ニューズドテックが売り出した故障前交換保証付き中古スマホ「ニューズドフォン」(青山博美撮影)
ニューズドテックが売り出した故障前交換保証付き中古スマホ「ニューズドフォン」(青山博美撮影)

中古のスマートフォン市場で故障前に無償交換できるサービスが付いた端末が登場した。販売するのは中古スマホの売買などを手掛けるニューズドテック(東京都千代田区)で、独自開発した故障前にサインで知らせるアプリを活用する。利用者に安心して使える環境を提供し、中古スマホに対する不信感を払拭するのが狙いだ。故障手前の迅速な交換を実現し、中古スマホの一層の普及を目指す。
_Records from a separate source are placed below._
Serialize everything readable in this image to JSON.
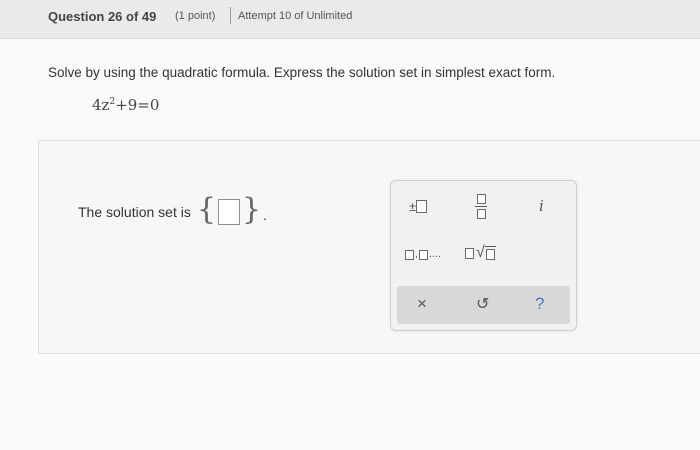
{
  "header": {
    "question": "Question 26 of 49",
    "points": "(1 point)",
    "attempt": "Attempt 10 of Unlimited"
  },
  "prompt": {
    "instruction": "Solve by using the quadratic formula. Express the solution set in simplest exact form.",
    "equation_base": "4z",
    "equation_exponent": "2",
    "equation_rest": "+9=0"
  },
  "answer": {
    "label": "The solution set is",
    "brace_open": "{",
    "brace_close": "}",
    "period": ".",
    "value": ""
  },
  "palette": {
    "plus_minus": "±",
    "imaginary_unit": "i",
    "list_ellipsis": "....",
    "sqrt_symbol": "√",
    "clear_symbol": "×",
    "undo_symbol": "↺",
    "help_symbol": "?"
  },
  "colors": {
    "help_accent": "#3d7bc2",
    "header_bg": "#eaeaea"
  }
}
ニューズドテックが交換保証サービスを付けて販売する端末の名称は「ニューズドフォン」で、スマホ故障診断アプリ「スマホカルテ」を導入した。米アップルの「iPhone(アイフォーン)」シリーズと、米グーグルの基本ソフト(OS)を搭載した「アンドロイド端末」を用意。同社が仕入れて検査・清掃した中古端末にアプリを事前に取り込んで販売する。

スマホカルテは電池の劣化度合いや音声・表示装置、センサー類などを点検するとともに、点検結果を同社のデータセンターにも送信。利用者側、販売者側の双方が端末の状態を共有できるようにした。点検項目機能に「異常あり」といった〝故障前サイン〟が端末画面に表示されると、即交換手続きが可能になる。
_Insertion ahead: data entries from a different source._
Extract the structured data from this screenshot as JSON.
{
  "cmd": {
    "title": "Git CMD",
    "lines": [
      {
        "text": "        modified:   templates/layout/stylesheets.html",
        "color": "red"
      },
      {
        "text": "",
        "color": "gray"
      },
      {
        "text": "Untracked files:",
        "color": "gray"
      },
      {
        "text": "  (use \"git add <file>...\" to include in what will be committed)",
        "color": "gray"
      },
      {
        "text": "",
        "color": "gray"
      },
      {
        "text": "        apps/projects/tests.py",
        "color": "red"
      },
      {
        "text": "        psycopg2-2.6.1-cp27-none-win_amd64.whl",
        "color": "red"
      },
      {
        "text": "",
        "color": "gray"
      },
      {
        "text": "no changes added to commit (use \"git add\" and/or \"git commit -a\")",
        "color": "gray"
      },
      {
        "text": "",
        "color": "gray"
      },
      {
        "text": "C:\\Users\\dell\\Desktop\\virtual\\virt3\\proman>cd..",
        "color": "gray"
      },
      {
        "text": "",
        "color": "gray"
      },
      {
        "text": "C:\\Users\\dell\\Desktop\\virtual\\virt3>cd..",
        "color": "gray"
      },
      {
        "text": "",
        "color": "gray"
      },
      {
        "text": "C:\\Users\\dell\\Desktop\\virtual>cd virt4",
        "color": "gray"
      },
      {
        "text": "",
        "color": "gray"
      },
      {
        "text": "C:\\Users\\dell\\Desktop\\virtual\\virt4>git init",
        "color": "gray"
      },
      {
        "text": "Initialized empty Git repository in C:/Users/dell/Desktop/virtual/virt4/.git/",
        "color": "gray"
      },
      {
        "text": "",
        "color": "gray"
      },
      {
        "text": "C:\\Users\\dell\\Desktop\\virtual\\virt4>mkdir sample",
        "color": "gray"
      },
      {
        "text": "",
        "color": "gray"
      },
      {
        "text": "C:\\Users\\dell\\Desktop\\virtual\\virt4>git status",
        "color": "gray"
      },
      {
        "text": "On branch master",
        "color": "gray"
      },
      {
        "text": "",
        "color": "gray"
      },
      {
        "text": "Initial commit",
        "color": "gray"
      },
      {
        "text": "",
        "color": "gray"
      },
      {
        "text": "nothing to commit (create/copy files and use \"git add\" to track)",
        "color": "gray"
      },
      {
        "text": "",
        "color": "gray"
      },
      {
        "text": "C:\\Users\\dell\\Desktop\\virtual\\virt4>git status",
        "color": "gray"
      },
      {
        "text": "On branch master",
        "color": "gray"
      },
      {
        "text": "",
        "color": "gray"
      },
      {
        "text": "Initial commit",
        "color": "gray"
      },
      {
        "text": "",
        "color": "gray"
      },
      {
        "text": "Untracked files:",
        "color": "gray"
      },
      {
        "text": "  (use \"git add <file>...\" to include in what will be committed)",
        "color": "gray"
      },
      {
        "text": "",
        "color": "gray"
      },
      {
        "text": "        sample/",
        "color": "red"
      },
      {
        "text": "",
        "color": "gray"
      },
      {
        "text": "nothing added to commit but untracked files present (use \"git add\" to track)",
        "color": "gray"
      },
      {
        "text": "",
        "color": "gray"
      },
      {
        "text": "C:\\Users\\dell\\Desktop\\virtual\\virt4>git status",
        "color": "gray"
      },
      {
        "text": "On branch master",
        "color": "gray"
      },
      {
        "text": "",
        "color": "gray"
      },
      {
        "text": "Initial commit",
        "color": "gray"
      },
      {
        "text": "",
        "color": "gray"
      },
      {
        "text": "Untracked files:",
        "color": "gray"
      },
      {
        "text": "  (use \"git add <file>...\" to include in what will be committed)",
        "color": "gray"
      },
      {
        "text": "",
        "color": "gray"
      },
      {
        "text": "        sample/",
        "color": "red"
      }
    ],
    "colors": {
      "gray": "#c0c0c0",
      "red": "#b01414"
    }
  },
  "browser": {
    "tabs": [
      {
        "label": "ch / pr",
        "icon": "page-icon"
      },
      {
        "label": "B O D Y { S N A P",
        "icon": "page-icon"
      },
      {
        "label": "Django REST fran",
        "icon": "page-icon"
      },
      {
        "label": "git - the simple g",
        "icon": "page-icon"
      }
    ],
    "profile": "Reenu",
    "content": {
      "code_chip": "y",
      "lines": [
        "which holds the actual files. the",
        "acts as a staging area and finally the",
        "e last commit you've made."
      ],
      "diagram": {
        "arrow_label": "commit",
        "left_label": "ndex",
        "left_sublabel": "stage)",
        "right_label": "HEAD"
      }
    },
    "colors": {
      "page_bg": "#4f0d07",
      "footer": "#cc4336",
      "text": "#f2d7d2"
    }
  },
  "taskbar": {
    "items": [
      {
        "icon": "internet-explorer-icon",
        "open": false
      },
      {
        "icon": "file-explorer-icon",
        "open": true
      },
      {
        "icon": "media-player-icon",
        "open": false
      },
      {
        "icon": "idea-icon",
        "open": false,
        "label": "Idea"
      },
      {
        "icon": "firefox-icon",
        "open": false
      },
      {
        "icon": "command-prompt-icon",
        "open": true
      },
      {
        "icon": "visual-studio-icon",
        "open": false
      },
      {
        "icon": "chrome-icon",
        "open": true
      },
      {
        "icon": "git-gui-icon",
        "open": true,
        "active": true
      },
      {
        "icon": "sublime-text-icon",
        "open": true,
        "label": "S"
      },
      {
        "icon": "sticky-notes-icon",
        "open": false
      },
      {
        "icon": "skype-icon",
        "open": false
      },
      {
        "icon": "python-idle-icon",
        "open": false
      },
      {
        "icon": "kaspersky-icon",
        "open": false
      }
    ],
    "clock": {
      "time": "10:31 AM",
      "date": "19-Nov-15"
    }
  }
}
ニューズドフォンの利用には中古端末代金に加え、3300円(税込み)の初回登録料と端末の価格に応じた月額の使用料(税込み300円から)が必要になる。保証サービス期間は2年間で期間中1回、原則、同一端末と無償交換できる。

中古スマホは、新機種の半額以下で購入できるケースもあるなど低価格が好評で、国内市場も年間200万台規模にまで拡大している。しかし、新機種を含むスマホ全体に占める中古端末の比率は5~7%程度にとどまっている。

本Gスマートフォンの買い替え要因カラー
本Gスマートフォンの買い替え要因カラー

ニューズドテックが2月に実施した「スマホを買い替える要因」調査によると、「バッテリーの持ちが悪くなったとき」(49%)というような劣化や故障によるものが上位を占めた。
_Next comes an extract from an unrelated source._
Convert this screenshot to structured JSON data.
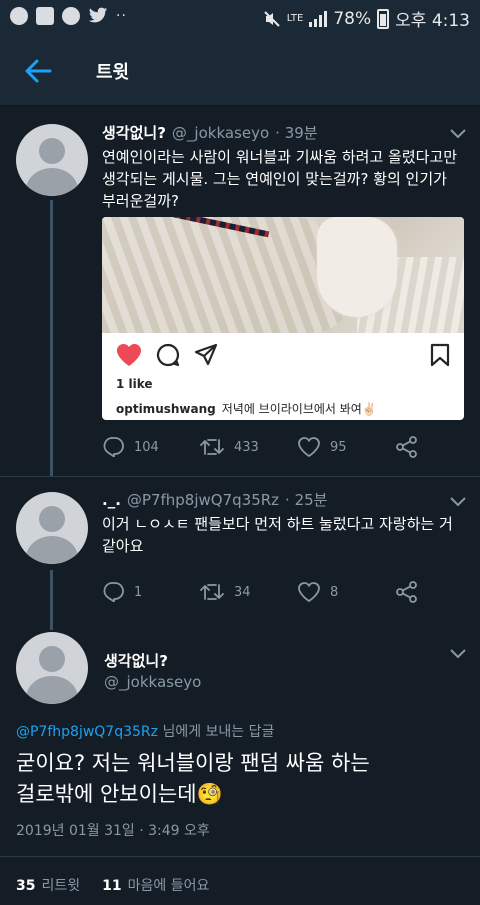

こうした結果を踏まえ、買い替えのきっかけになる劣化や故障に対応できる環境を中古スマホで整備すれば、中古スマホに対して根強く残る消費者の不安を取り除けると判断。今回のアプリとサービスを開発した。粟津浜一社長は「(中古スマホのさらなる普及拡大という)次のステージに進める」と話す。